Originally Posted by
gloopy
Interview sims are a joke. Throwing someone in a sim, particularly in an airplane/sim they have no time in, doesn't reveal secret pilot potential. All it does is prove who got the gouge or possibly who is having a good day getting lucky flying a new jet they have zero hours in. Mostly who got the gouge.
FWIW DL supposedly has had very good luck with the generic cog tests they use in lieu of a sim. I don't think there is any tangibile benefit to using them…unless you own the sim and can rent spare capacity to interview prep companies...
Respectfully disagree.
As any ex America West pilot will tell you, they had a difficult but valid sim. No, they didn't bother with complex approaches and IFR procedures like Alaska.

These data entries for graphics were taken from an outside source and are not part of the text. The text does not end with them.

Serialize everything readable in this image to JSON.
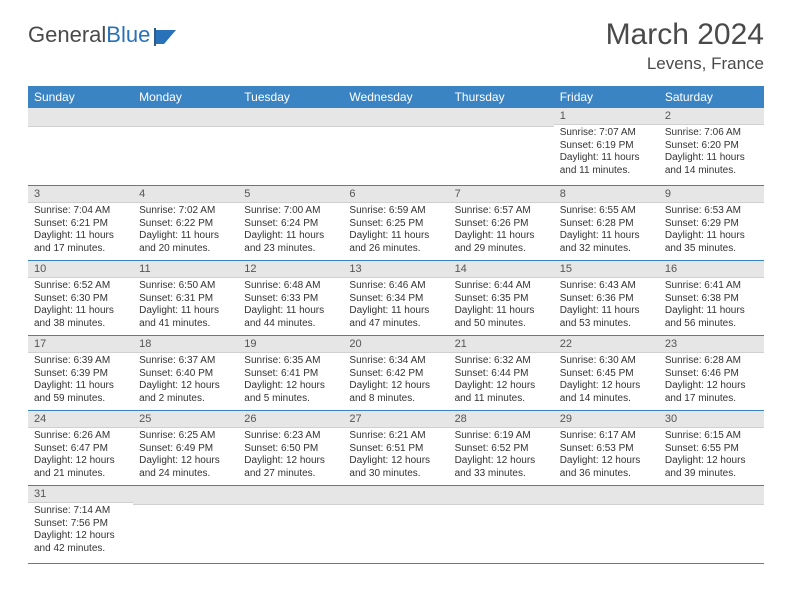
{
  "logo": {
    "part1": "General",
    "part2": "Blue"
  },
  "title": {
    "month": "March 2024",
    "location": "Levens, France"
  },
  "colors": {
    "header_bg": "#3b84c4",
    "header_text": "#ffffff",
    "daynum_bg": "#e6e6e6",
    "row_border": "#3b84c4",
    "text": "#333333",
    "logo_blue": "#2971b8"
  },
  "typography": {
    "title_fontsize": 30,
    "location_fontsize": 17,
    "header_fontsize": 12,
    "cell_fontsize": 10
  },
  "weekdays": [
    "Sunday",
    "Monday",
    "Tuesday",
    "Wednesday",
    "Thursday",
    "Friday",
    "Saturday"
  ],
  "weeks": [
    [
      null,
      null,
      null,
      null,
      null,
      {
        "n": "1",
        "sunrise": "Sunrise: 7:07 AM",
        "sunset": "Sunset: 6:19 PM",
        "daylight": "Daylight: 11 hours and 11 minutes."
      },
      {
        "n": "2",
        "sunrise": "Sunrise: 7:06 AM",
        "sunset": "Sunset: 6:20 PM",
        "daylight": "Daylight: 11 hours and 14 minutes."
      }
    ],
    [
      {
        "n": "3",
        "sunrise": "Sunrise: 7:04 AM",
        "sunset": "Sunset: 6:21 PM",
        "daylight": "Daylight: 11 hours and 17 minutes."
      },
      {
        "n": "4",
        "sunrise": "Sunrise: 7:02 AM",
        "sunset": "Sunset: 6:22 PM",
        "daylight": "Daylight: 11 hours and 20 minutes."
      },
      {
        "n": "5",
        "sunrise": "Sunrise: 7:00 AM",
        "sunset": "Sunset: 6:24 PM",
        "daylight": "Daylight: 11 hours and 23 minutes."
      },
      {
        "n": "6",
        "sunrise": "Sunrise: 6:59 AM",
        "sunset": "Sunset: 6:25 PM",
        "daylight": "Daylight: 11 hours and 26 minutes."
      },
      {
        "n": "7",
        "sunrise": "Sunrise: 6:57 AM",
        "sunset": "Sunset: 6:26 PM",
        "daylight": "Daylight: 11 hours and 29 minutes."
      },
      {
        "n": "8",
        "sunrise": "Sunrise: 6:55 AM",
        "sunset": "Sunset: 6:28 PM",
        "daylight": "Daylight: 11 hours and 32 minutes."
      },
      {
        "n": "9",
        "sunrise": "Sunrise: 6:53 AM",
        "sunset": "Sunset: 6:29 PM",
        "daylight": "Daylight: 11 hours and 35 minutes."
      }
    ],
    [
      {
        "n": "10",
        "sunrise": "Sunrise: 6:52 AM",
        "sunset": "Sunset: 6:30 PM",
        "daylight": "Daylight: 11 hours and 38 minutes."
      },
      {
        "n": "11",
        "sunrise": "Sunrise: 6:50 AM",
        "sunset": "Sunset: 6:31 PM",
        "daylight": "Daylight: 11 hours and 41 minutes."
      },
      {
        "n": "12",
        "sunrise": "Sunrise: 6:48 AM",
        "sunset": "Sunset: 6:33 PM",
        "daylight": "Daylight: 11 hours and 44 minutes."
      },
      {
        "n": "13",
        "sunrise": "Sunrise: 6:46 AM",
        "sunset": "Sunset: 6:34 PM",
        "daylight": "Daylight: 11 hours and 47 minutes."
      },
      {
        "n": "14",
        "sunrise": "Sunrise: 6:44 AM",
        "sunset": "Sunset: 6:35 PM",
        "daylight": "Daylight: 11 hours and 50 minutes."
      },
      {
        "n": "15",
        "sunrise": "Sunrise: 6:43 AM",
        "sunset": "Sunset: 6:36 PM",
        "daylight": "Daylight: 11 hours and 53 minutes."
      },
      {
        "n": "16",
        "sunrise": "Sunrise: 6:41 AM",
        "sunset": "Sunset: 6:38 PM",
        "daylight": "Daylight: 11 hours and 56 minutes."
      }
    ],
    [
      {
        "n": "17",
        "sunrise": "Sunrise: 6:39 AM",
        "sunset": "Sunset: 6:39 PM",
        "daylight": "Daylight: 11 hours and 59 minutes."
      },
      {
        "n": "18",
        "sunrise": "Sunrise: 6:37 AM",
        "sunset": "Sunset: 6:40 PM",
        "daylight": "Daylight: 12 hours and 2 minutes."
      },
      {
        "n": "19",
        "sunrise": "Sunrise: 6:35 AM",
        "sunset": "Sunset: 6:41 PM",
        "daylight": "Daylight: 12 hours and 5 minutes."
      },
      {
        "n": "20",
        "sunrise": "Sunrise: 6:34 AM",
        "sunset": "Sunset: 6:42 PM",
        "daylight": "Daylight: 12 hours and 8 minutes."
      },
      {
        "n": "21",
        "sunrise": "Sunrise: 6:32 AM",
        "sunset": "Sunset: 6:44 PM",
        "daylight": "Daylight: 12 hours and 11 minutes."
      },
      {
        "n": "22",
        "sunrise": "Sunrise: 6:30 AM",
        "sunset": "Sunset: 6:45 PM",
        "daylight": "Daylight: 12 hours and 14 minutes."
      },
      {
        "n": "23",
        "sunrise": "Sunrise: 6:28 AM",
        "sunset": "Sunset: 6:46 PM",
        "daylight": "Daylight: 12 hours and 17 minutes."
      }
    ],
    [
      {
        "n": "24",
        "sunrise": "Sunrise: 6:26 AM",
        "sunset": "Sunset: 6:47 PM",
        "daylight": "Daylight: 12 hours and 21 minutes."
      },
      {
        "n": "25",
        "sunrise": "Sunrise: 6:25 AM",
        "sunset": "Sunset: 6:49 PM",
        "daylight": "Daylight: 12 hours and 24 minutes."
      },
      {
        "n": "26",
        "sunrise": "Sunrise: 6:23 AM",
        "sunset": "Sunset: 6:50 PM",
        "daylight": "Daylight: 12 hours and 27 minutes."
      },
      {
        "n": "27",
        "sunrise": "Sunrise: 6:21 AM",
        "sunset": "Sunset: 6:51 PM",
        "daylight": "Daylight: 12 hours and 30 minutes."
      },
      {
        "n": "28",
        "sunrise": "Sunrise: 6:19 AM",
        "sunset": "Sunset: 6:52 PM",
        "daylight": "Daylight: 12 hours and 33 minutes."
      },
      {
        "n": "29",
        "sunrise": "Sunrise: 6:17 AM",
        "sunset": "Sunset: 6:53 PM",
        "daylight": "Daylight: 12 hours and 36 minutes."
      },
      {
        "n": "30",
        "sunrise": "Sunrise: 6:15 AM",
        "sunset": "Sunset: 6:55 PM",
        "daylight": "Daylight: 12 hours and 39 minutes."
      }
    ],
    [
      {
        "n": "31",
        "sunrise": "Sunrise: 7:14 AM",
        "sunset": "Sunset: 7:56 PM",
        "daylight": "Daylight: 12 hours and 42 minutes."
      },
      null,
      null,
      null,
      null,
      null,
      null
    ]
  ]
}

Instead, you flew an old school 73-1 in a constant airspeed climb and descents while doing constant rate turns between two heading bugs. Then you would slow the airspeed while climbing while continuing to do this. 250 down to 210 and then 160.

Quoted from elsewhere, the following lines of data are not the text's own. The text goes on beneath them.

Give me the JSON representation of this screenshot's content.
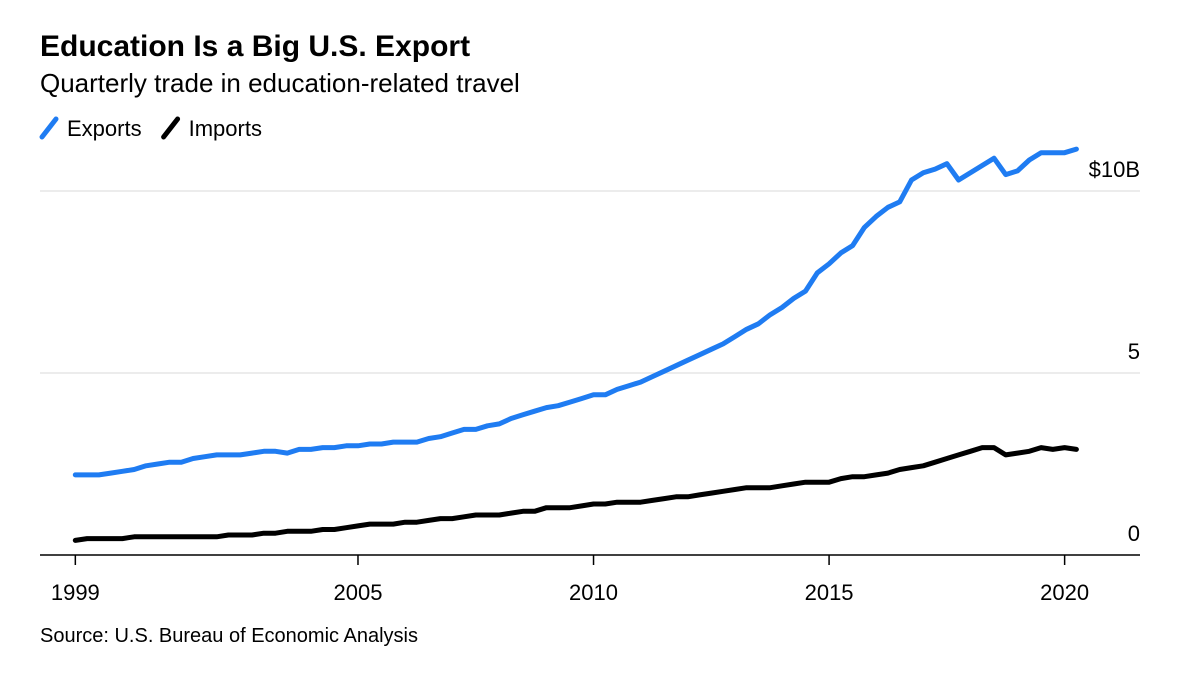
{
  "chart_data": {
    "type": "line",
    "title": "Education Is a Big U.S. Export",
    "subtitle": "Quarterly trade in education-related travel",
    "source": "Source: U.S. Bureau of Economic Analysis",
    "x": [
      1999,
      1999.25,
      1999.5,
      1999.75,
      2000,
      2000.25,
      2000.5,
      2000.75,
      2001,
      2001.25,
      2001.5,
      2001.75,
      2002,
      2002.25,
      2002.5,
      2002.75,
      2003,
      2003.25,
      2003.5,
      2003.75,
      2004,
      2004.25,
      2004.5,
      2004.75,
      2005,
      2005.25,
      2005.5,
      2005.75,
      2006,
      2006.25,
      2006.5,
      2006.75,
      2007,
      2007.25,
      2007.5,
      2007.75,
      2008,
      2008.25,
      2008.5,
      2008.75,
      2009,
      2009.25,
      2009.5,
      2009.75,
      2010,
      2010.25,
      2010.5,
      2010.75,
      2011,
      2011.25,
      2011.5,
      2011.75,
      2012,
      2012.25,
      2012.5,
      2012.75,
      2013,
      2013.25,
      2013.5,
      2013.75,
      2014,
      2014.25,
      2014.5,
      2014.75,
      2015,
      2015.25,
      2015.5,
      2015.75,
      2016,
      2016.25,
      2016.5,
      2016.75,
      2017,
      2017.25,
      2017.5,
      2017.75,
      2018,
      2018.25,
      2018.5,
      2018.75,
      2019,
      2019.25,
      2019.5,
      2019.75,
      2020,
      2020.25
    ],
    "series": [
      {
        "name": "Exports",
        "color": "#1f7cf2",
        "values": [
          2.2,
          2.2,
          2.2,
          2.25,
          2.3,
          2.35,
          2.45,
          2.5,
          2.55,
          2.55,
          2.65,
          2.7,
          2.75,
          2.75,
          2.75,
          2.8,
          2.85,
          2.85,
          2.8,
          2.9,
          2.9,
          2.95,
          2.95,
          3.0,
          3.0,
          3.05,
          3.05,
          3.1,
          3.1,
          3.1,
          3.2,
          3.25,
          3.35,
          3.45,
          3.45,
          3.55,
          3.6,
          3.75,
          3.85,
          3.95,
          4.05,
          4.1,
          4.2,
          4.3,
          4.4,
          4.4,
          4.55,
          4.65,
          4.75,
          4.9,
          5.05,
          5.2,
          5.35,
          5.5,
          5.65,
          5.8,
          6.0,
          6.2,
          6.35,
          6.6,
          6.8,
          7.05,
          7.25,
          7.75,
          8.0,
          8.3,
          8.5,
          9.0,
          9.3,
          9.55,
          9.7,
          10.3,
          10.5,
          10.6,
          10.75,
          10.3,
          10.5,
          10.7,
          10.9,
          10.45,
          10.55,
          10.85,
          11.05,
          11.05,
          11.05,
          11.15
        ]
      },
      {
        "name": "Imports",
        "color": "#000000",
        "values": [
          0.4,
          0.45,
          0.45,
          0.45,
          0.45,
          0.5,
          0.5,
          0.5,
          0.5,
          0.5,
          0.5,
          0.5,
          0.5,
          0.55,
          0.55,
          0.55,
          0.6,
          0.6,
          0.65,
          0.65,
          0.65,
          0.7,
          0.7,
          0.75,
          0.8,
          0.85,
          0.85,
          0.85,
          0.9,
          0.9,
          0.95,
          1.0,
          1.0,
          1.05,
          1.1,
          1.1,
          1.1,
          1.15,
          1.2,
          1.2,
          1.3,
          1.3,
          1.3,
          1.35,
          1.4,
          1.4,
          1.45,
          1.45,
          1.45,
          1.5,
          1.55,
          1.6,
          1.6,
          1.65,
          1.7,
          1.75,
          1.8,
          1.85,
          1.85,
          1.85,
          1.9,
          1.95,
          2.0,
          2.0,
          2.0,
          2.1,
          2.15,
          2.15,
          2.2,
          2.25,
          2.35,
          2.4,
          2.45,
          2.55,
          2.65,
          2.75,
          2.85,
          2.95,
          2.95,
          2.75,
          2.8,
          2.85,
          2.95,
          2.9,
          2.95,
          2.9
        ]
      }
    ],
    "xlim": [
      1998.25,
      2021.6
    ],
    "xticks": [
      1999,
      2005,
      2010,
      2015,
      2020
    ],
    "ylim": [
      0,
      11.4
    ],
    "yticks": [
      0,
      5,
      {
        "value": 10,
        "label": "$10B"
      }
    ],
    "grid": true
  }
}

One might ask, ***? A good portion of the candidates would stall in the slow airspeed climb with the turns. They were hoping they would. Because here is where they could see their instincts. Did they recover? Did they do it naturally?
Basically, how did they perform under stress and resolve it. As you said, "does it reveal secret pilot potential." Naw. Valuable insight into the skills and critical thinking. Yes
In conclusion. The people we hire today Gloopy are gonna be sitting next to you. We are screening pilots with less and less experience than the 90 and 2000 hires. Still think it is a bad idea?